How can we use social networking today to share the gospel and start a new movement for Christ?


[1] Jesus’ connection to John the Baptist undoubtedly helped him tremendously in launching his ministry, a concept that is both testified to in the gospels (John the Baptist prepares the way for Jesus) and by social construction theory. The authors of Palestine in the Time of Jesus state that kinship was the primary social domain of ancient Mediterranean societies, followed by political structures and associations. K. C. Hanson and Douglas E. Oakman, Palestine in the Time of Jesus: Social Structures and Social Conflicts (Minneapolis, MN: Fortress Press, 1998), 20.


[2] “Instead of immediately leaving one’s everyday work place and following without hesitation, [in John] there is networking with kin and friends in the villages.” See Dennis C. Duling, “The Jesus Movement and Social Network Analysis: (Part Ii. The Social Network).” Biblical Theology Bulletin (2000). http://www.highbeam.com/doc/1G1-94331533.html (accessed 5-14-09).


[3] See Hanson and Oakman, 99-129. See also Dennis C. Duling, “The Jesus Movement and Social Network Analysis (Part I: The Spatial Network),” Biblical Theology Bulletin (1999). http://www.highbeam.com/doc/1G1-94332368.html (accessed 5-21-09).


[4] Eckhard J. Schnabel, Early Christian Mission, vol. 2 (Downers Grove, IL: InterVarsity Press, 2004), 1544.

[5] For a summary of the conditions that favored the spread of Christianity, including the Roman roads and common language, see Everett Ferguson, Backgrounds of Early Christianity, Second ed. (Grand Rapids, MI: Eerdmans, 1993), 579-80. In regards to the Diaspora, Stark writes, “In all the major centers of the empire were substantial settlements of Diasporan Jews who were accustomed to receiving teachers from Jerusalem.

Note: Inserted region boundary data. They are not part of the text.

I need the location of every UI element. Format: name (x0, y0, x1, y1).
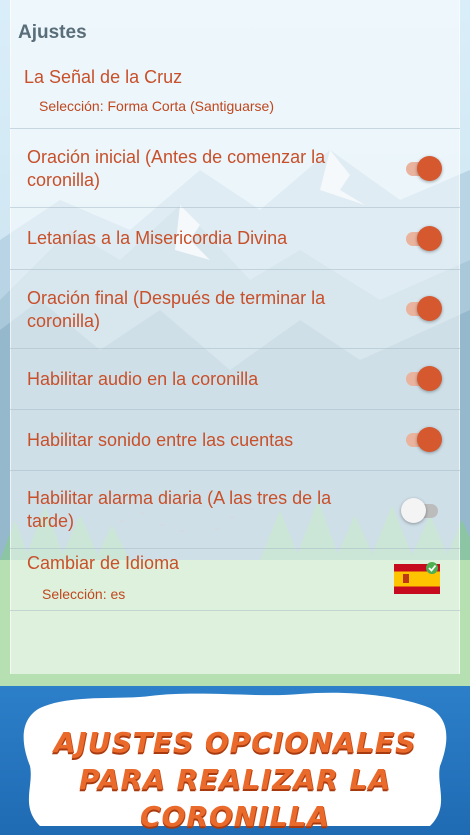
setting-subtitle: Selección: es (42, 586, 126, 602)
banner-line-1: AJUSTES OPCIONALES (53, 726, 417, 759)
setting-letanias[interactable]: Letanías a la Misericordia Divina (10, 208, 460, 270)
setting-sonido-cuentas[interactable]: Habilitar sonido entre las cuentas (10, 410, 460, 471)
setting-audio[interactable]: Habilitar audio en la coronilla (10, 349, 460, 410)
setting-title: Oración final (Después de terminar la co… (27, 288, 326, 331)
toggle-knob (417, 156, 442, 181)
setting-title: La Señal de la Cruz (24, 67, 183, 87)
page-title: Ajustes (18, 22, 87, 43)
setting-oracion-inicial[interactable]: Oración inicial (Antes de comenzar la co… (10, 129, 460, 208)
setting-title: Habilitar sonido entre las cuentas (27, 430, 294, 450)
setting-oracion-final[interactable]: Oración final (Después de terminar la co… (10, 270, 460, 349)
banner-line-3: CORONILLA (140, 800, 330, 833)
toggle-knob (417, 427, 442, 452)
spain-flag-icon[interactable] (394, 561, 442, 595)
toggle-knob (417, 366, 442, 391)
alarma-diaria-toggle[interactable] (401, 498, 442, 523)
setting-title: Oración inicial (Antes de comenzar la co… (27, 147, 326, 190)
setting-cambiar-idioma[interactable]: Cambiar de Idioma Selección: es (10, 549, 460, 611)
oracion-final-toggle[interactable] (402, 296, 442, 321)
setting-title: Letanías a la Misericordia Divina (27, 228, 288, 248)
banner-line-2: PARA REALIZAR LA (78, 763, 391, 796)
settings-screen: Ajustes La Señal de la Cruz Selección: F… (0, 0, 470, 686)
audio-toggle[interactable] (402, 366, 442, 391)
promo-banner: AJUSTES OPCIONALES PARA REALIZAR LA CORO… (0, 686, 470, 835)
setting-senal-de-la-cruz[interactable]: La Señal de la Cruz Selección: Forma Cor… (10, 56, 460, 129)
toggle-knob (401, 498, 426, 523)
letanias-toggle[interactable] (402, 226, 442, 251)
toggle-knob (417, 226, 442, 251)
oracion-inicial-toggle[interactable] (402, 156, 442, 181)
sonido-cuentas-toggle[interactable] (402, 427, 442, 452)
setting-subtitle: Selección: Forma Corta (Santiguarse) (39, 98, 274, 114)
toggle-knob (417, 296, 442, 321)
setting-title: Habilitar audio en la coronilla (27, 369, 259, 389)
setting-title: Habilitar alarma diaria (A las tres de l… (27, 488, 332, 531)
setting-title: Cambiar de Idioma (27, 553, 180, 573)
setting-alarma-diaria[interactable]: Habilitar alarma diaria (A las tres de l… (10, 471, 460, 549)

Moreover, the missionaries were likely to have family and friendship connections within at least some of the Diasporan communities. Indeed, if Paul is a typical example, the missionaries were themselves Hellenized Jews.” See Stark, 62.

[6] Green, Evangelism in the Early Church, 208-09.


[7] Stark’s entire work, The Rise of Christianity, lays out these reasons and others for Christianity’s growth in the early centuries. Stark.